Hi! I'm Tim Tyler, and this is a video about the scope and significance of inductive inference.
OK. So, I've done some research, and got some feedback from other people working in nearby regions, and it seems as though most of the main barriers to understanding that I encounter arise in basic areas associated with the scope and significance of compression, forecasting and inductive inference.
So, briefly, a few more words about why inductive inference is important, and how it relates to other concepts in machine inteligence.
What is inductive inference?
First of all: what is inductive inference? It is the ability that allows agents to use past sense data to predict future sense data. You've probably tried intelligence test questions that give you a sequence of numbers, and ask you what comes next in the sequence. Those tests attempt to measure directly the testee's ability to perform inductive inference.
Inductive inference is a key component of machine intelligence projects. If you think of a simple cybernetic diagram of a machine intelligence, the biggest component is the one which performs inductive inference on data input streams. The next biggest consits of the evaluation component, and then after that come various bits and pieces - tree pruning, habit formation, action generation - and so on.
By my estimate, the human brain spends about 80% of its time performing inductive inference.
Other claimed fundamental principles
There have been a lot of other things besides inductive inference that have been claimed to be fundamental principles underlying intelligent behaviour.
Neural network enthusiasts typically say that pattern recognition is a central skill of intelligent agents.
Hofstadter seems to think analogy formation is a key skill.
Jeff Hawkins says predicting the future is key.
Others say intelligent agents are Powerful Optimisation Processes, that optimisation is important and that we should measure intelligence as the ability to solve optimisation problems.
So, who are we supposed to believe?
Prediction
Those - like Jeff Hawkins - who see prediction as a key factor in intelligence are on pretty-much the same page as those who think inductive inference is important. Prediction and induction are close bedfellows. The heirarchicical structure for preprocessing sense data is one of the other things he proposes that fits in well with inductive inference ideas. The sensory heirarchy he desccribes would give a range of partly-preprocessed sensory input streams which inductive inference could then be applied to.
Pattern completion
Pattern completion problems can usually be reformulated as induction problems. If you imagine seeing a pattern with its incomplete section obscured, and then the obscured part comes into view, the associated pattern completion problem is transformed into a problem involving determining what comes next - which can then be solved by inductive inference. So: pattern completion and inductive inference problems are closely equivalent.
Analogy formation
As for analogy formation, that's a key part of developing a compressed model of the world. Rather than instantiating multiple similar representions of features of the world, it makes sense to break things down in a heirarchical manner, with base classes and derived instances. Determining which features go into the base class is the key problem that analogy formation deals with. So: analogy formation turns out to be a key skill used when gerating compact models of the world, for generating predictions with.
Optimisation
Intelligent agents are pretty much defined as being goal directed optimisation processes - at least to the extent to which they act intelligently. Inductive inference contains a type of optimisation - the quest to find a short program that describes the observed data so far. However, that is not a very general form of optimisation.

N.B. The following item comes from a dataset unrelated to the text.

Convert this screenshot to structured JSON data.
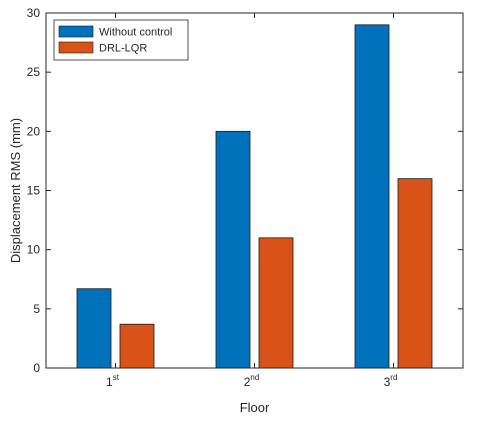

So: why be interested in inductive inference? Well, we have a useful model of temporal optimisation processes in the form of expected utility maximisers. Non-temporal optimisation processes can be shoe-horned into this model as well, by embedding them in space-time. Expected utility maximisers rely on inductive inference as a subcomponent. They use it to determine the expected consequences of possible actions, to allow their utility to be calculated. Inductive inference is not the only component of such systems. There are also evaluation functions and tree-pruning, and other things. However, inductive inference represents an important sub-component.
Deduction
So, what about deduction? Surely, you need deduction - as well as induction to be smart. Well, deductive problems are usually regarded as being relatively trivial - compared to inductive ones. There are a lot of deduction problems that can be solved by visualising them and imagining what would happen next. There are also a bunch of other deduction problems that can be solved by just inductively learning the rules of deduction, and then applying them. If you have an expert of deduction available, for example: Sherlock Holmes, you can imagine what answer he would give to the problem. Doing that transforms deductive problems into inductive ones. In short, deduction doesn't seem terribly challenging to master, if you can already perform inductive inference.
I hope that helps to put inductive inference in context, with respect to some other ideas about machine intelligence.
Inductive inference is not as general a concept as general intelligence, but it is a central concept in machine intelligence. Inductive inference engines have an advantage in being easier to design, test and build than general-purpose intelligences.